It’s coming round to that time of year where the South African tax community is talking about “Annexure C”. We, as tax professionals, are expected to know all about Annexure C, but what if you don’t know what it is about, or what it’s an Annexure to and don’t want to embarrass yourself at dinner-parties?  Well, then this newsletter is for you!

Every year in February, the SA Minister of Finance makes his Budget Speech and also announces new tax proposals to fine-tune the legislation to help his budget. Along with the Budget Speech, the Budget Review document is published which provides more details about the tax proposals mentioned and is avidly read by tax techies.
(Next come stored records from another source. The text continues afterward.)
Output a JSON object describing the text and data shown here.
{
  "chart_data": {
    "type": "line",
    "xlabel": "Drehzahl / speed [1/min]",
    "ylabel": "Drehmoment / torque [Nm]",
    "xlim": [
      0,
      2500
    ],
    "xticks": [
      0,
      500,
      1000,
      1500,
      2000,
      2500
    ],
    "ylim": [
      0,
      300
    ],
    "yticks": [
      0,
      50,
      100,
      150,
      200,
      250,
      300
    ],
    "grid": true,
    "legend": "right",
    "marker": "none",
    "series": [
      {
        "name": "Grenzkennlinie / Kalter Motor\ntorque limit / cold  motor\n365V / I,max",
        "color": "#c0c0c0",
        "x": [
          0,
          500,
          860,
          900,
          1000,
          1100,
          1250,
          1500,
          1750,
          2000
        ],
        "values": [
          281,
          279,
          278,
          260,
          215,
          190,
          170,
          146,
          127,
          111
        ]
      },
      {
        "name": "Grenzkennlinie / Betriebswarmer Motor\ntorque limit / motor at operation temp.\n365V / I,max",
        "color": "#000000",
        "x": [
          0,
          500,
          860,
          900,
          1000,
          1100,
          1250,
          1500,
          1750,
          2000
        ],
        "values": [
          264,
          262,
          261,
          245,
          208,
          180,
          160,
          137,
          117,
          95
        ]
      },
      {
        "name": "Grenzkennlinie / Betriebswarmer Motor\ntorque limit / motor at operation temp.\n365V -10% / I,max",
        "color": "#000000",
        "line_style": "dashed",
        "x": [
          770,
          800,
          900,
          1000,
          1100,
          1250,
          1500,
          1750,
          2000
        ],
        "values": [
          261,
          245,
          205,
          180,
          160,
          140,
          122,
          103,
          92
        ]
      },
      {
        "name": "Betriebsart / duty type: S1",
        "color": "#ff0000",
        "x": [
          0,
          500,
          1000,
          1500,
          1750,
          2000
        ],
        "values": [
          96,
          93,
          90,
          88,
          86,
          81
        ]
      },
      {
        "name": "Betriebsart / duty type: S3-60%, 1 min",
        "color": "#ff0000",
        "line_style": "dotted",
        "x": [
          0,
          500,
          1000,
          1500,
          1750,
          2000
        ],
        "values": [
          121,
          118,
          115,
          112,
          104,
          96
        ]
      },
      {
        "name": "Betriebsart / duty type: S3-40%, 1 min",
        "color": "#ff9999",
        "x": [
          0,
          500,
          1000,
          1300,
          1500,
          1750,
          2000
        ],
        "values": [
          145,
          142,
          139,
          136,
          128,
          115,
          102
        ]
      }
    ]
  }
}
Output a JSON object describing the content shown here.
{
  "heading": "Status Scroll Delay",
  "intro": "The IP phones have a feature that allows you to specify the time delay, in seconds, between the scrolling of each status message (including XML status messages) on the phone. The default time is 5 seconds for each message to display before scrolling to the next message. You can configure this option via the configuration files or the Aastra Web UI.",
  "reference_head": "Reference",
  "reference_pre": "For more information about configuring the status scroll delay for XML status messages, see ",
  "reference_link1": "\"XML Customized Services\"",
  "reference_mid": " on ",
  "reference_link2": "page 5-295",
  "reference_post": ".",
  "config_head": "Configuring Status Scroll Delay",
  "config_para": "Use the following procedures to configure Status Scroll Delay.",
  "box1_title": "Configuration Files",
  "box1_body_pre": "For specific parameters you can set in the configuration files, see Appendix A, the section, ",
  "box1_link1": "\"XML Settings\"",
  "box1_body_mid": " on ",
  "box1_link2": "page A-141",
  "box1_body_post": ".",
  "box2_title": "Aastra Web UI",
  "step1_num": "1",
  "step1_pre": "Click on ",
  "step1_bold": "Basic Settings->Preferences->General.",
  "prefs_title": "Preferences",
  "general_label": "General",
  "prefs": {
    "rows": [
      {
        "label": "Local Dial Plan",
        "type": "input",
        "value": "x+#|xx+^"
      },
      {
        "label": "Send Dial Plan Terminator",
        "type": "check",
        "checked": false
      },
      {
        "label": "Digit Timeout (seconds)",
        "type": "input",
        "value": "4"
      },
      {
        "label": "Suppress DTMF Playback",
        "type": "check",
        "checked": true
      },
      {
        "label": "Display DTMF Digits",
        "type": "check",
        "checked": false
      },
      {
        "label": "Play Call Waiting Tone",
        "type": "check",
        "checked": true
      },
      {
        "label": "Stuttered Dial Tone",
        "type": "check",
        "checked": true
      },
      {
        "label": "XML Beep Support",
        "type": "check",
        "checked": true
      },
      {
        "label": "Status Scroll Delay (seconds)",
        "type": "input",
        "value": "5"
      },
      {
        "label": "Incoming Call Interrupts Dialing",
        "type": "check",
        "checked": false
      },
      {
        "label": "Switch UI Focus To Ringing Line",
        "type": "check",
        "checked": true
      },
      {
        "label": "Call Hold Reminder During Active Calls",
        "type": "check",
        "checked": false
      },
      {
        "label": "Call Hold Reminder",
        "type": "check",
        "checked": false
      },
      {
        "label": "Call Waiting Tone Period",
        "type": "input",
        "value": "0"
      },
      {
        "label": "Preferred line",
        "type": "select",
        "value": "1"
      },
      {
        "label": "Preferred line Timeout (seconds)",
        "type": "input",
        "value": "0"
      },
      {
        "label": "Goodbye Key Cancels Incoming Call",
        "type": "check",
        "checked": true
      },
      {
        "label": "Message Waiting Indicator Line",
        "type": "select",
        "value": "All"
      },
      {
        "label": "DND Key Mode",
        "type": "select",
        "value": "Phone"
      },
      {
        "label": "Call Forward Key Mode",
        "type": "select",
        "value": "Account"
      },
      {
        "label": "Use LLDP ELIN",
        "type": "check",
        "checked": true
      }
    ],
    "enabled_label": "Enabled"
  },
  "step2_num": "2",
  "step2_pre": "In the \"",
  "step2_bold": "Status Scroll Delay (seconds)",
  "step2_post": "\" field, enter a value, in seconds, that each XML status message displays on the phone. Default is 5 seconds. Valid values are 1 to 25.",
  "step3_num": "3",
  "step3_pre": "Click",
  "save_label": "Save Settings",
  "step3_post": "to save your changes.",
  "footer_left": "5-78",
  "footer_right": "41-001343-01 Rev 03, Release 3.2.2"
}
The technical tax proposals are found in Annexure C of the Budget Review. Aha!  And then who contributes to Annexure C? Well, the National Treasury calls on the public, tax practitioners, and taxpayers to submit any tax technical proposals that they believe should be included. The tax technical proposals are, of course, not to be confused with tax policy proposals which are found in Chapter 4 of the Budget review, but let’s not worry about that today.

In early December 2022, various bodies, including the prestigious and well-informed South African Institute of Tax Practitioners (“SAIT”) submitted proposals for the current Annexure C. Below is a summary of some of the international tax proposals that were submitted:

Limiting the application of dividend exemptions in loop structures

Provision under consideration: section 9D(2A)(d)

SA individuals who hold shares in an SA company are subject to 20% dividend tax. However, where an SA individual holds shares in a Controlled Foreign Company (“CFC”) via a loop structure, the withholding tax rate on the dividends paid by the CFC to a SA company may be reduced by the relevant tax treaty and further any foreign dividend received from the CFC could be exempt from income tax in terms of section 10B of the Income Tax Act.  Clearly, the SA revenue wouldn’t like this, i.e. where tax on SA dividends could be reduced by flowing through an offshore structure or loop.

Thus in the last Budget Review, section 9D was amended with the intention to ensure that loop structures do not create a tax leakage from the SA tax base so that the 20% dividend withholding tax would apply even where an SA dividend flows through a loop. The intention of the amendment was to apply to only individuals and trusts who hold shares in a CFC but the amendment was extended to SA companies that hold shares in CFCs.

The proposal is that it be clarified that section 9D(2A)(d) does not apply where the shareholder of a CFC is an SA resident company. Furthermore, the inclusion rate should be amended to 20/45.

Amendments to the “deemed treasury operations” and “captive insurer” provisions

Provision under consideration: Section 9D(9A)(a)(iii)(aa) and (bb) read with section 9D(9A)(b)(iii) and section 9D(9A)(b)(iv)

The calculation of the net income of a CFC is subject to certain exemptions, in particular, the foreign business establishment (“FBE”) exemption found in section 9D(9)(b), which is further subject to the so-called diversionary rules in section 9D(9A). A closer look into section 9D(9A)(a)(iii)(bb) provides that exchange differences from a financial instrument should be included in the calculation of net income regardless of the FBE exemption unless the financial instrument is attributable to the principal trading activities of the FBE (i.e. bank, insurer, etc…) unless the principal activities constitute  “treasury operations” or “captive insurer”. Section 9D(9A)(b)(iii) and (iv) contain very broad provisions that deem activities of a FBE to be “treasury operations” or those of a “captive insurer”. The interpretation of the provisions of section 9D(9A)(b)(iii) and (iv) could deem a FBE whose principal trading activities are that of a manufacturer, to be a “captive insurer” or “treasury operations”. It has now been proposed that the deeming provisions should be limited to circumstances where the principal trading activities of the FBE are similar to those of a “treasury operation” or “captive insurer”.

Application of the FBE definition to Real Estate Investment Trust (REIT) income tax legislation

Provision under consideration: Section 9D(1), definition of FBE

The foreign business establishment (“FBE”) exemption provides that a CFC will have an FBE where the CFC has a fixed place of business in a foreign country, which is suitably staffed and equipped to carry out the operations of the business. In addition, sub-paragraphs (b) to (e) of the FBE definition deems mines, construction sites, farms, and fishing to be a FBE without necessarily meeting requirements of the FBE definition (i.e., suitably staffed or suitably equipped). The reasoning for the deeming provisions has been that it would be difficult to fabricate the substance of mines, construction sites, etc in a foreign country.

However, the FBE definition and its deeming provisions do not cater for SA REITs that own and operate the letting of rental properties situated outside SA, which could lead to them giving rise to potentially unwarranted SA tax. The proposal is that a sub-paragraph is included in the FBE definition, which would state “an immovable property and buildings outside the Republic used for rental activities carried on by that CFC”, which would essentially allow REITs to have a FBE.

Hopefully, this is enough to hold your head high over your Christmas canape chit-chat, the next interesting discussion will be when we see which of the submitted Annexure C proposals will flow through to the Budget Review in February 2022.